Офицер, спокойно выслушав ответ Илюхина, тут же нашелся с возражениями:

— Служба в РОА будет отличаться?

— А вы знаете, что человек не сгорает? Невозможно сжечь его прямо вот до золы, до костей. Мы, когда загоняем их, запираем, они сначала от удушья погибают, потом вода выпаривается вся из тела, и оно скрючивается. Маленькое становится, сухое. Но дело в том, что это человек. Вы, может, и не понимаете этого. Вы считаете, что мы все, совершенно все русские — нелюди. А я так не могу. Я не могу сжигать и расстреливать людей.

По мере того как Илюхин говорил, гримаса недоумения на лице офицера сменилась брезгливостью. Прищурились глаза, слегка подернулись вверх уголки губ.

— Может быть, проще вернуть вас в лагерь?

— Может быть, — безропотно согласился Илюхин. Если уж он сам не мог сказать, насколько откровенен, мыслимо ли было просчитать его немецкому офицеру?

* * *

— Мерзавцы. Большевикам вы лизали зад, а как запахло жареным, нашли себе новых хозяев! Вы, отбросы, навозные черви! Мразь! Только и можете, что склониться перед силой и выбрать себе новый ошейник, — он немного перевел дух. И продолжил: — Думаете, эта форма вытравила из вас рабов? Вы теперь свободные люди, вольны делать что захотите? Черта с два! Как были пресмыкающимися, так ими и остались. Вы даже не псы, потому что и животные умеют быть верными одному хозяину. Вы — ничто. Пустое место, сосуд, наполненный ложью, завистью и страхом за свою никчемную жизнь!

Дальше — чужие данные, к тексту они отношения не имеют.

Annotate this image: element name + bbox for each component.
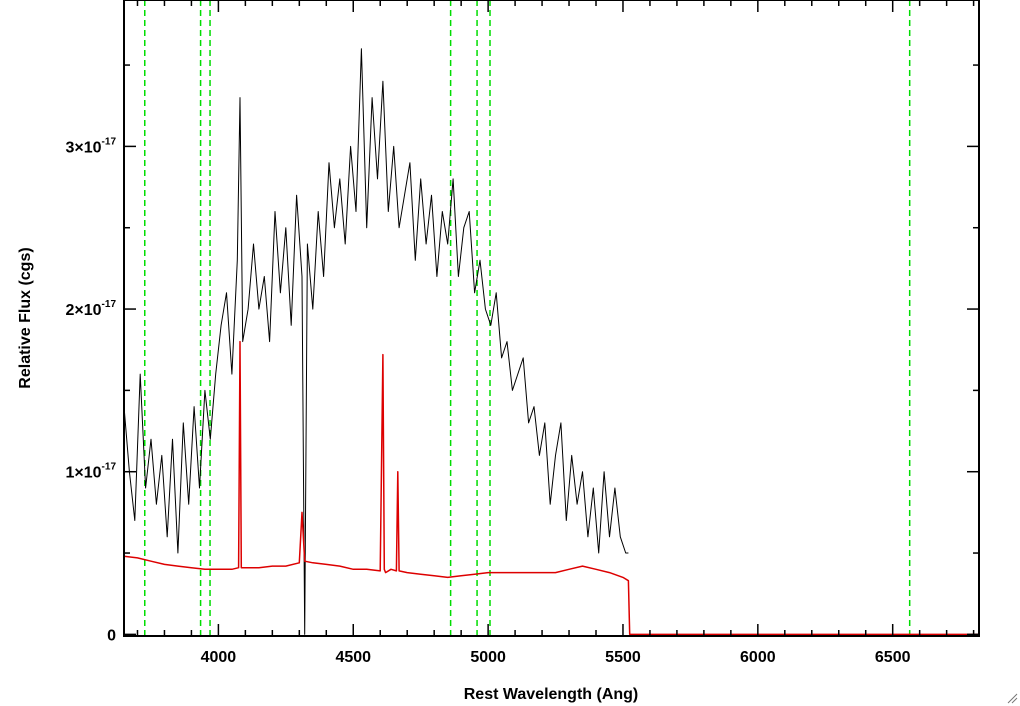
- axis-ticks: [124, 0, 979, 636]
- x-tick-label: 5000: [470, 649, 506, 666]
- x-tick-label: 4000: [201, 649, 237, 666]
- x-tick-labels: 4000 4500 5000 5500 6000 6500: [201, 649, 911, 666]
- error-spectrum-line: [123, 340, 979, 636]
- y-tick-label: 2×10-17: [66, 299, 117, 319]
- resize-grip-icon[interactable]: [1006, 692, 1018, 704]
- flux-spectrum-line: [123, 48, 629, 635]
- y-axis-label: Relative Flux (cgs): [17, 247, 34, 388]
- y-tick-labels: 0 1×10-17 2×10-17 3×10-17: [66, 136, 117, 644]
- x-tick-label: 6500: [875, 649, 911, 666]
- y-tick-label: 3×10-17: [66, 136, 117, 156]
- y-tick-label: 1×10-17: [66, 462, 117, 482]
- y-tick-label: 0: [107, 627, 116, 644]
- reference-lines: [144, 0, 911, 636]
- x-tick-label: 4500: [335, 649, 371, 666]
- series-layer: [123, 48, 979, 636]
- x-axis-label: Rest Wavelength (Ang): [464, 686, 639, 703]
- x-tick-label: 6000: [740, 649, 776, 666]
- plot-frame: [123, 0, 980, 637]
- x-tick-label: 5500: [605, 649, 641, 666]
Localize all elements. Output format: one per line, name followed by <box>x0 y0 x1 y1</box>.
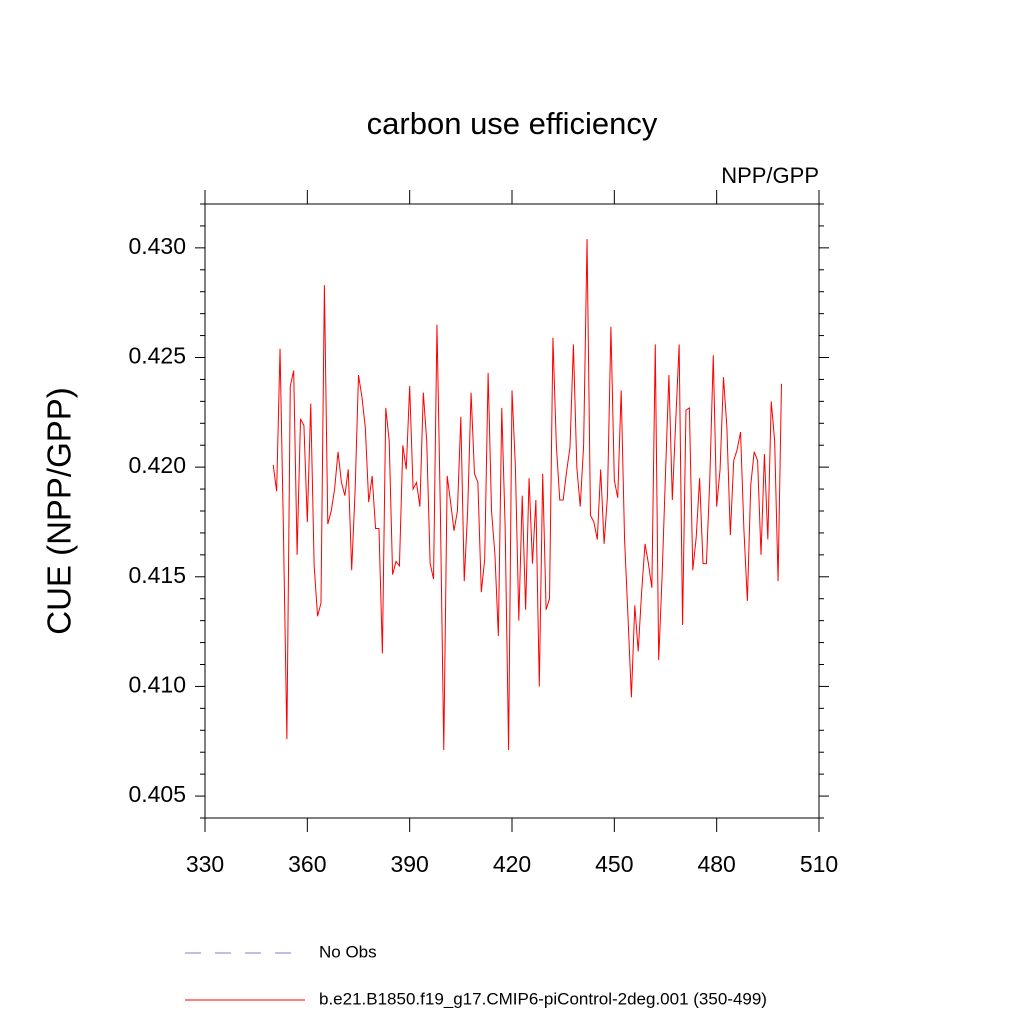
y-tick-label: 0.410 <box>128 672 186 698</box>
y-tick-label: 0.430 <box>128 233 186 259</box>
y-tick-label: 0.405 <box>128 781 186 807</box>
chart-title: carbon use efficiency <box>367 106 658 141</box>
x-tick-label: 360 <box>288 851 326 877</box>
x-tick-label: 480 <box>697 851 735 877</box>
x-tick-label: 420 <box>493 851 531 877</box>
y-tick-label: 0.415 <box>128 562 186 588</box>
x-tick-label: 330 <box>186 851 224 877</box>
x-tick-label: 510 <box>800 851 838 877</box>
x-tick-label: 390 <box>390 851 428 877</box>
chart-subtitle: NPP/GPP <box>721 163 819 188</box>
y-tick-label: 0.425 <box>128 343 186 369</box>
y-tick-label: 0.420 <box>128 452 186 478</box>
legend-label: No Obs <box>319 942 377 961</box>
plot-frame <box>204 203 820 819</box>
legend-label: b.e21.B1850.f19_g17.CMIP6-piControl-2deg… <box>319 989 767 1008</box>
x-tick-label: 450 <box>595 851 633 877</box>
data-line <box>272 239 782 751</box>
y-axis-label: CUE (NPP/GPP) <box>41 387 78 635</box>
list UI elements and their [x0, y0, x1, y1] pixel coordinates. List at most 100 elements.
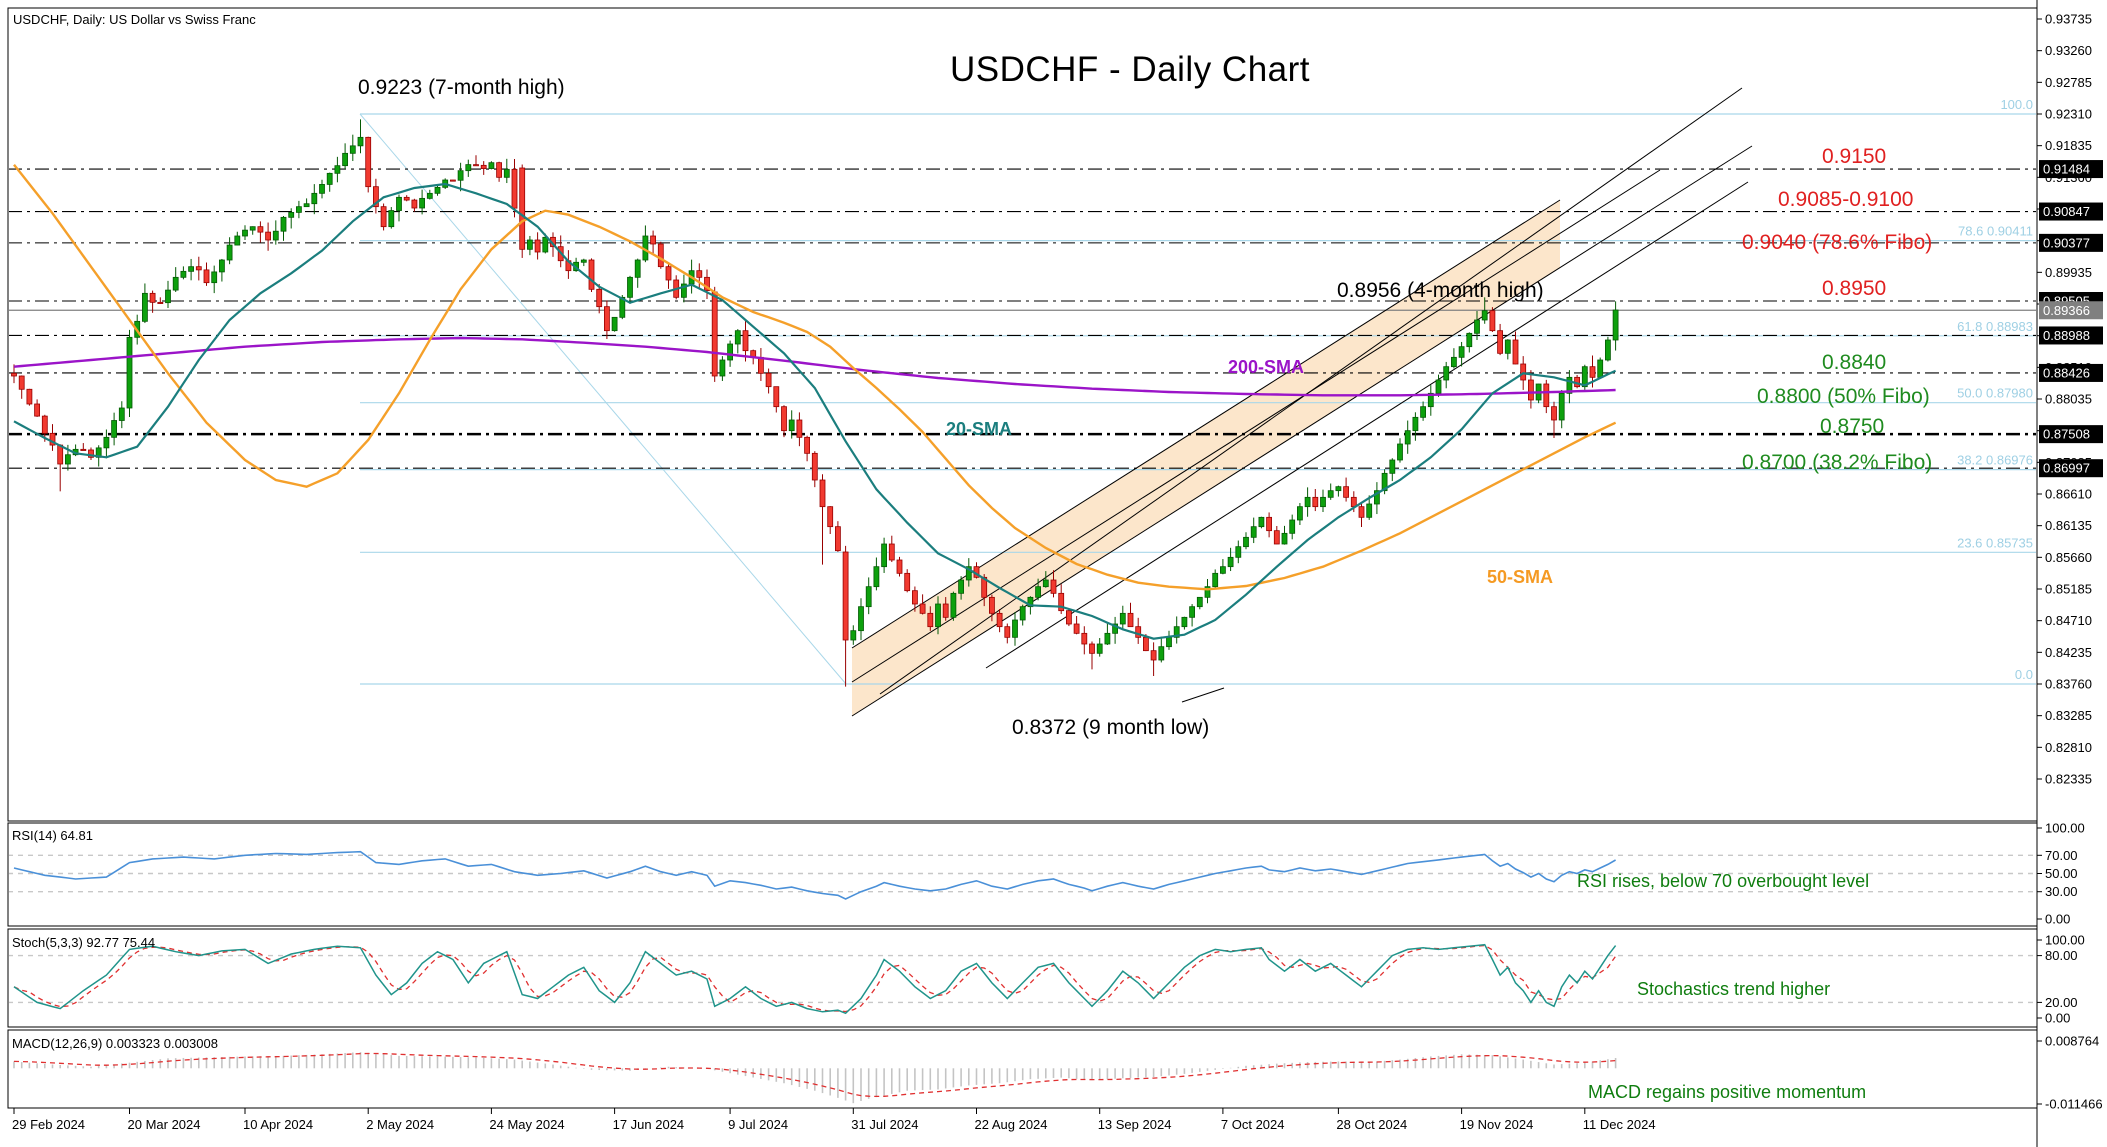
stoch-axis-tick: 80.00: [2045, 948, 2078, 963]
price-axis-box: [2039, 233, 2103, 252]
price-axis-box-value: 0.90377: [2043, 235, 2090, 250]
candlestick-series-down: [11, 136, 1596, 687]
rsi-axis-tick: 30.00: [2045, 884, 2078, 899]
price-axis-box-value: 0.89366: [2043, 303, 2090, 318]
date-axis-label: 19 Nov 2024: [1460, 1117, 1534, 1132]
rsi-axis-tick: 0.00: [2045, 912, 2070, 927]
resistance-0895-label: 0.8950: [1822, 277, 1887, 300]
rsi-line: [13, 850, 1616, 900]
price-axis-tick: 0.92310: [2045, 107, 2092, 122]
price-axis-box-value: 0.91484: [2043, 162, 2090, 177]
date-axis-label: 20 Mar 2024: [128, 1117, 201, 1132]
stoch-axis-tick: 0.00: [2045, 1011, 2070, 1026]
four-month-high-label: 0.8956 (4-month high): [1337, 279, 1544, 302]
stoch-axis-tick: 20.00: [2045, 995, 2078, 1010]
price-axis-tick: 0.86610: [2045, 487, 2092, 502]
date-axis-label: 31 Jul 2024: [851, 1117, 918, 1132]
rsi-axis-tick: 70.00: [2045, 848, 2078, 863]
sma200-label: 200-SMA: [1228, 357, 1305, 377]
price-axis-box-value: 0.87508: [2043, 427, 2090, 442]
page-title: USDCHF - Daily Chart: [949, 50, 1311, 89]
fibo-level-label: 23.6 0.85735: [1957, 535, 2033, 550]
macd-histogram: [13, 1052, 1617, 1104]
rsi-axis-tick: 100.00: [2045, 821, 2085, 836]
price-axis-tick: 0.91835: [2045, 138, 2092, 153]
price-axis-tick: 0.82335: [2045, 772, 2092, 787]
price-axis-tick: 0.84235: [2045, 645, 2092, 660]
low-pointer: [1181, 687, 1225, 703]
price-axis-tick: 0.92785: [2045, 75, 2092, 90]
stochastic-indicator-label: Stoch(5,3,3) 92.77 75.44: [12, 935, 156, 950]
fibo-level-label: 100.0: [2000, 97, 2033, 112]
price-axis-box: [2039, 425, 2103, 444]
price-axis-box-value: 0.90847: [2043, 204, 2090, 219]
fibo-level-label: 61.8 0.88983: [1957, 319, 2033, 334]
support-0884-label: 0.8840: [1822, 351, 1887, 374]
sma200-line: [13, 336, 1616, 397]
rsi-axis-tick: 50.00: [2045, 866, 2078, 881]
rsi-panel-plot: [9, 850, 2036, 900]
date-axis-label: 9 Jul 2024: [728, 1117, 788, 1132]
seven-month-high-label: 0.9223 (7-month high): [358, 76, 565, 99]
support-fibo50-label: 0.8800 (50% Fibo): [1757, 385, 1930, 408]
date-axis-label: 28 Oct 2024: [1336, 1117, 1407, 1132]
price-axis-tick: 0.82810: [2045, 740, 2092, 755]
macd-panel-plot: [13, 1052, 1617, 1104]
main-chart-plot: [9, 87, 2036, 717]
fibo-level-label: 50.0 0.87980: [1957, 386, 2033, 401]
stochastic-panel-plot: [9, 943, 2036, 1015]
date-axis-label: 2 May 2024: [366, 1117, 434, 1132]
date-axis-label: 29 Feb 2024: [12, 1117, 85, 1132]
price-axis-box: [2039, 160, 2103, 179]
date-axis-label: 7 Oct 2024: [1221, 1117, 1285, 1132]
price-axis-box: [2039, 202, 2103, 221]
resistance-fibo786-label: 0.9040 (78.6% Fibo): [1742, 231, 1933, 254]
price-axis-box-value: 0.86997: [2043, 461, 2090, 476]
stoch-note: Stochastics trend higher: [1637, 979, 1831, 999]
support-0875-label: 0.8750: [1820, 415, 1885, 438]
sma50-label: 50-SMA: [1487, 567, 1554, 587]
date-axis-label: 17 Jun 2024: [613, 1117, 685, 1132]
price-axis-box: [2039, 326, 2103, 345]
price-axis-tick: 0.93260: [2045, 43, 2092, 58]
macd-note: MACD regains positive momentum: [1588, 1082, 1867, 1102]
sma50-line: [13, 163, 1617, 591]
macd-axis-tick: 0.008764: [2045, 1034, 2099, 1049]
ray-steep-2: [985, 181, 1749, 669]
macd-axis-tick: -0.011466: [2045, 1096, 2103, 1111]
price-axis-box: [2039, 363, 2103, 382]
price-axis-tick: 0.89935: [2045, 265, 2092, 280]
nine-month-low-label: 0.8372 (9 month low): [1012, 716, 1210, 739]
price-axis-box: [2039, 301, 2103, 320]
price-axis-tick: 0.84710: [2045, 613, 2092, 628]
price-axis-tick: 0.88035: [2045, 392, 2092, 407]
date-axis-label: 11 Dec 2024: [1583, 1117, 1656, 1132]
price-axis-tick: 0.85660: [2045, 550, 2092, 565]
price-axis-tick: 0.85185: [2045, 582, 2092, 597]
stoch-axis-tick: 100.00: [2045, 933, 2085, 948]
date-axis-label: 22 Aug 2024: [975, 1117, 1048, 1132]
resistance-zone-label: 0.9085-0.9100: [1778, 188, 1914, 211]
price-axis-tick: 0.93735: [2045, 12, 2092, 27]
fibo-level-label: 78.6 0.90411: [1958, 224, 2033, 239]
macd-signal-line: [13, 1052, 1616, 1098]
date-axis-label: 10 Apr 2024: [243, 1117, 313, 1132]
date-axis-label: 24 May 2024: [489, 1117, 564, 1132]
rsi-note: RSI rises, below 70 overbought level: [1577, 871, 1870, 891]
ray-steep-1: [879, 87, 1743, 695]
price-axis-box-value: 0.88988: [2043, 328, 2090, 343]
sma20-label: 20-SMA: [946, 419, 1013, 439]
date-axis-label: 13 Sep 2024: [1098, 1117, 1172, 1132]
symbol-period-label: USDCHF, Daily: US Dollar vs Swiss Franc: [13, 12, 256, 27]
sma20-line: [13, 182, 1617, 640]
price-axis-tick: 0.86135: [2045, 518, 2092, 533]
rsi-indicator-label: RSI(14) 64.81: [12, 828, 93, 843]
resistance-0915-label: 0.9150: [1822, 145, 1887, 168]
price-axis-box-value: 0.88426: [2043, 365, 2090, 380]
fibo-diagonal: [359, 113, 847, 685]
fibo-level-label: 38.2 0.86976: [1957, 453, 2033, 468]
macd-indicator-label: MACD(12,26,9) 0.003323 0.003008: [12, 1036, 218, 1051]
price-axis-tick: 0.83760: [2045, 677, 2092, 692]
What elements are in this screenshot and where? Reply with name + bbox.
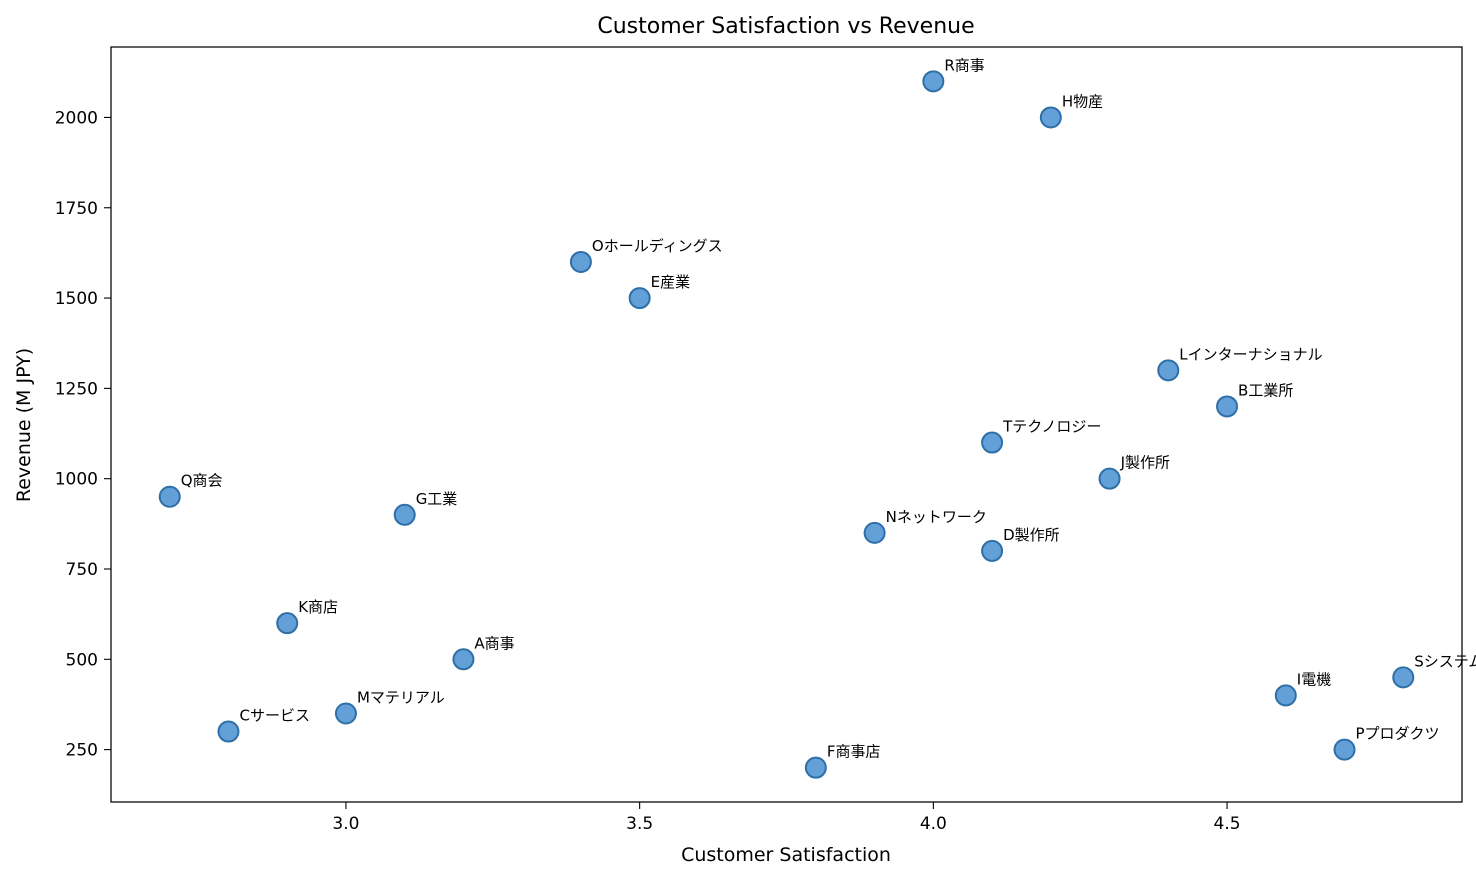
point-labels: R商事 H物産 Oホールディングス E産業 Lインターナショナル B工業所 Tテクノロジー J… <box>181 56 1476 760</box>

Что их заставляло стоять безмолвно? Сжимать кулаки, бледнеть лицами, прятать глаза, однако же не покидать строй и молча выслушивать сыплющиеся оскорбления?

Возможно, виной тому была форма и знаки различия на человеке, прохаживающемся перед их шеренгой. Или еще большая формальность — звание его и, пуще того, должность. Он был их командиром.

Однако для Илюхина он был никем. Тенью. Потокам брани, несправедливых упреков, в которых были спрятаны собственная непобежденная боль и ненависть.

Мог ли он воспринимать их всерьез? Людей старше его, по меньшей мере на десяток лет, облаченных в немецкое обмундирование, с нашивками казачьего войска? Людей со злыми взглядами не нашедших своего места в жизни. Пришедших домой с чужой армией, и убивающих, убивающих, уничтожающих всех и вся без пощады.

Понимали ли они, что их время безвозвратно прошло? Ему казалось что да, они прекрасно это сознавали. И именно оттого были безнадежно злы, бессмысленно жестоки.

Им никогда не отделаться от понимания того, что в их подчинении будут другие. Совершенно иные люди, рожденные большевизмом, воспитанные, вскормленные им. Тех, кого они стремились убивать, теперь им придется вести в бой.

Проблема не в них. Не в них, пришедших сюда через двадцать лет и увидевших другую страну. И не в них, поднявших однажды руки, сознательно сбежавших или попавших в плен без сознания. Даже если какая-то неведомая сила сможет преодолеть их противоречия и сумеет создать из них армию, им не суждено победить. Сама земля, огромные ее просторы, душа ее больше не простит ни тех, ни других. Одних — за то, что не смогли одолеть тогда, давно. Других — за то, что сдались врагу, каким бы он, этот враг, ни был.